The basic syntax to find frequency of values in pandas is:

Series.value_counts(normalize=False, sort=True, ascending=False, dropna=True)
DataFrame['column_name'].value_counts() to get frequencies for a specific column.

Parameters explained:

normalize: If True, returns relative frequencies instead of counts.
sort: Sort by counts (default True).
ascending: Sort ascending if True.
dropna: Exclude NaN values if True (default).

python

series.value_counts(normalize=False, sort=True, ascending=False, dropna=True)

# Example for DataFrame column
DataFrame['column_name'].value_counts()

💻

Example

This example shows how to find the frequency of values in a pandas Series and a DataFrame column.

python

import pandas as pd

# Create a sample DataFrame
data = {'fruits': ['apple', 'banana', 'apple', 'orange', 'banana', 'banana', 'apple', None]}
df = pd.DataFrame(data)

# Frequency of values in 'fruits' column
freq = df['fruits'].value_counts()

# Frequency including NaN values
freq_with_nan = df['fruits'].value_counts(dropna=False)

# Relative frequency
rel_freq = df['fruits'].value_counts(normalize=True)

print('Frequency of fruits:')
print(freq)
print('\nFrequency including NaN:')
print(freq_with_nan)
print('\nRelative frequency:')
print(rel_freq)

Output

Frequency of fruits: apple 3 banana 3 orange 1 Name: fruits, dtype: int64 Frequency including NaN: apple 3 banana 3 orange 1 NaN 1 Name: fruits, dtype: int64 Relative frequency: apple 0.428571 banana 0.428571 orange 0.142857 Name: fruits, dtype: float64

⚠️

Common Pitfalls

Common mistakes when finding frequency of values in pandas include:

Forgetting to select a specific column from a DataFrame before calling value_counts().
Not handling NaN values, which are excluded by default.
Expecting a DataFrame output instead of a Series.

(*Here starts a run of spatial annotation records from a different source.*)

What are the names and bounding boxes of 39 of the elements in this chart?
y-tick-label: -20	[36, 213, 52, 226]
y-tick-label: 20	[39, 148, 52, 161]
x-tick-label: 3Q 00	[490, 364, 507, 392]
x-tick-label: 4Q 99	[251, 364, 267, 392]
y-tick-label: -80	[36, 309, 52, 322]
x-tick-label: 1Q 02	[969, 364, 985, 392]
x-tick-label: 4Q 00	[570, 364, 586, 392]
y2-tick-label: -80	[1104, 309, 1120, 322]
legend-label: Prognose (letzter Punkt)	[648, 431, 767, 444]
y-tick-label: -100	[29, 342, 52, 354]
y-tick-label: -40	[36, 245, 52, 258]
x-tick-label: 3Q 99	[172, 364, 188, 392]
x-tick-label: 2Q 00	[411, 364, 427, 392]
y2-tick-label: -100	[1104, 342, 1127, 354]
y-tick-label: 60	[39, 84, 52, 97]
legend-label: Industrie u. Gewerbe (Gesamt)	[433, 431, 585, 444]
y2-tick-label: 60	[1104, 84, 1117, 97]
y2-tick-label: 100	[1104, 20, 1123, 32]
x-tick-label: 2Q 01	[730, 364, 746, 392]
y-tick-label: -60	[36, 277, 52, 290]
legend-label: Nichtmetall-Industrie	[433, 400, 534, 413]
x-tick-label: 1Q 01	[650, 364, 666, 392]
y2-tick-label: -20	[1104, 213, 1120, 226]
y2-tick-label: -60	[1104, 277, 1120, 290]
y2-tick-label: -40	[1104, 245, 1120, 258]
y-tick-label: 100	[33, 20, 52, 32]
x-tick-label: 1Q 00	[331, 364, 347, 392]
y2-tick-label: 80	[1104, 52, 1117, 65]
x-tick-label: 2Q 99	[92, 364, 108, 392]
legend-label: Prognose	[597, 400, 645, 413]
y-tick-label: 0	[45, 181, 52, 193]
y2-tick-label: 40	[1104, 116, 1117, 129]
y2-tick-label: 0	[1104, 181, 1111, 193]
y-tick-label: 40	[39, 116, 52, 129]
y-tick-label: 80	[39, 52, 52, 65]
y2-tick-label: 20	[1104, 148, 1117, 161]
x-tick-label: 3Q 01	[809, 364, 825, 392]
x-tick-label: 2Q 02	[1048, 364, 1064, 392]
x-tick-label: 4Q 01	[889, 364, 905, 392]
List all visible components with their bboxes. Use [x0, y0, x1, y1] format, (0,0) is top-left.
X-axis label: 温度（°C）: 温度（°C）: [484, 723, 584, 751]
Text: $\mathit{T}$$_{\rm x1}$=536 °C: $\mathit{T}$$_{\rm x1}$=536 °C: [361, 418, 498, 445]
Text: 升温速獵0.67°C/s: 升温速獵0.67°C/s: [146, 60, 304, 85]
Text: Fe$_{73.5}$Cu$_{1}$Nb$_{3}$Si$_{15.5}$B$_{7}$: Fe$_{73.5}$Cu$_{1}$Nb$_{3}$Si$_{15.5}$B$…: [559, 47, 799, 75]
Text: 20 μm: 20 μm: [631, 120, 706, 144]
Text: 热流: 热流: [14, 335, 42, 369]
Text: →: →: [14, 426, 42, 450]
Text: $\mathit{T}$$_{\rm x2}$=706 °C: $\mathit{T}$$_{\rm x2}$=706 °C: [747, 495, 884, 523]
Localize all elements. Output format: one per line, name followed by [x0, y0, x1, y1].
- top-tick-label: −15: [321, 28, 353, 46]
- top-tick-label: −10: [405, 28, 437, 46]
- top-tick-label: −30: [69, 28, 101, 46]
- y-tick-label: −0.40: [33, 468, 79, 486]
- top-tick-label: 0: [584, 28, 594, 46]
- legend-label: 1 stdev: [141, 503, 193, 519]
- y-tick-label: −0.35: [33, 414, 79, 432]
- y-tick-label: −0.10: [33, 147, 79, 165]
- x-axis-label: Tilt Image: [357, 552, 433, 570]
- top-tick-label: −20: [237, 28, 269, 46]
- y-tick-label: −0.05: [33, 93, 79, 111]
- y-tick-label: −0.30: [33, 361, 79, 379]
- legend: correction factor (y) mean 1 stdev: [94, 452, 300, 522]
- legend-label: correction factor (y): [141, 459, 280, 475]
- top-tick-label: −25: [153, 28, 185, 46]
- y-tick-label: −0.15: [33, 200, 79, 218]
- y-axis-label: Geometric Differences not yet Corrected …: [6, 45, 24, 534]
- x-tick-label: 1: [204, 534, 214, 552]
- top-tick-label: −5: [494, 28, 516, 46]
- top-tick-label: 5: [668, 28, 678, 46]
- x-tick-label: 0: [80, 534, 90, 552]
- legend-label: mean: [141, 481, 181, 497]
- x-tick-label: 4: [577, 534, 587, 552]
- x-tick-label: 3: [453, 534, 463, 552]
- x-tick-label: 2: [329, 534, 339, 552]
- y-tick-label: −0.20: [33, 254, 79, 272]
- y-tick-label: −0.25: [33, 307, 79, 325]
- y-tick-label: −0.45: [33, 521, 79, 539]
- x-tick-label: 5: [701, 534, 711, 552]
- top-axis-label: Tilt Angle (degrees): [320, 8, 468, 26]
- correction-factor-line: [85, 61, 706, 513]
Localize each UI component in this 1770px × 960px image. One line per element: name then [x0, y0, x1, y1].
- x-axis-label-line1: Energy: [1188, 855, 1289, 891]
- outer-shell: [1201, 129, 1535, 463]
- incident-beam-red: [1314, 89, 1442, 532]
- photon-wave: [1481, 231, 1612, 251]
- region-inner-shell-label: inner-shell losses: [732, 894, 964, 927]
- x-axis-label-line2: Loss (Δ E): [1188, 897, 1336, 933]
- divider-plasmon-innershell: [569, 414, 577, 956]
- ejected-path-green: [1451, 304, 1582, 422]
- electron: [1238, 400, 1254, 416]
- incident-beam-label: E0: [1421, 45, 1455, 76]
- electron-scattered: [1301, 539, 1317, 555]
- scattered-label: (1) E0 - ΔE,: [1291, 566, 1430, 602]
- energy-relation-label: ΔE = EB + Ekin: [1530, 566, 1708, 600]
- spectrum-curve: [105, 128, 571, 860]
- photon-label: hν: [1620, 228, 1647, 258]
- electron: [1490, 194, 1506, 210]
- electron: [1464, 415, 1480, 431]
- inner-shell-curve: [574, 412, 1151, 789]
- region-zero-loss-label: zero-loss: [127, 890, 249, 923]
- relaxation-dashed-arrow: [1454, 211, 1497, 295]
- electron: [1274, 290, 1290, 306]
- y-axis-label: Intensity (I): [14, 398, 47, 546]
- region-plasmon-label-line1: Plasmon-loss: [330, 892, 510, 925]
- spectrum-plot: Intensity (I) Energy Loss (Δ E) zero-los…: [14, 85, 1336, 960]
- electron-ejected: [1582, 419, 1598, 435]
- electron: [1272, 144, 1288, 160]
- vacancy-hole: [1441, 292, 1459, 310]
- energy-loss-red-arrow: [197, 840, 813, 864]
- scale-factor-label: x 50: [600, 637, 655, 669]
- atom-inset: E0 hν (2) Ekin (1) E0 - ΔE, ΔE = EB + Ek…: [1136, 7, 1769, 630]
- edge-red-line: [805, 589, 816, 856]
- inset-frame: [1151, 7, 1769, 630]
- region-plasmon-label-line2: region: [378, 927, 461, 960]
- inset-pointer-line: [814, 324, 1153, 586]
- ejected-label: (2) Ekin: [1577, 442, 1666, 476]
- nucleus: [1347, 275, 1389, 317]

Example of a wrong approach and the correct way:

python

# Wrong: calling value_counts() directly on DataFrame
import pandas as pd
df = pd.DataFrame({'A': [1,2,2,3]})

try:
    df.value_counts()
except Exception as e:
    print(f'Error: {e}')

# Correct: call on a column
counts = df['A'].value_counts()
print(counts)

Output

Error: The truth value of a DataFrame is ambiguous. Use a.empty, a.bool(), a.item(), a.any() or a.all(). 2 2 1 1 3 1 Name: A, dtype: int64

📊

Quick Reference

Method	Description	Example
value_counts()	Counts unique values in a Series or DataFrame column	df['col'].value_counts()
value_counts(normalize=True)	Returns relative frequencies (proportions)	df['col'].value_counts(normalize=True)
value_counts(dropna=False)	Includes NaN values in counts	df['col'].value_counts(dropna=False)
sort_values()	Sorts the result if needed	df['col'].value_counts().sort_values(ascending=True)

✅

Key Takeaways

Use value_counts() on a pandas Series or DataFrame column to get frequency counts.

By default, value_counts() excludes NaN values; use dropna=False to include them.

Set normalize=True to get relative frequencies instead of counts.

Always call value_counts() on a Series, not directly on a DataFrame.

You can sort the frequency results using sort_values() if needed.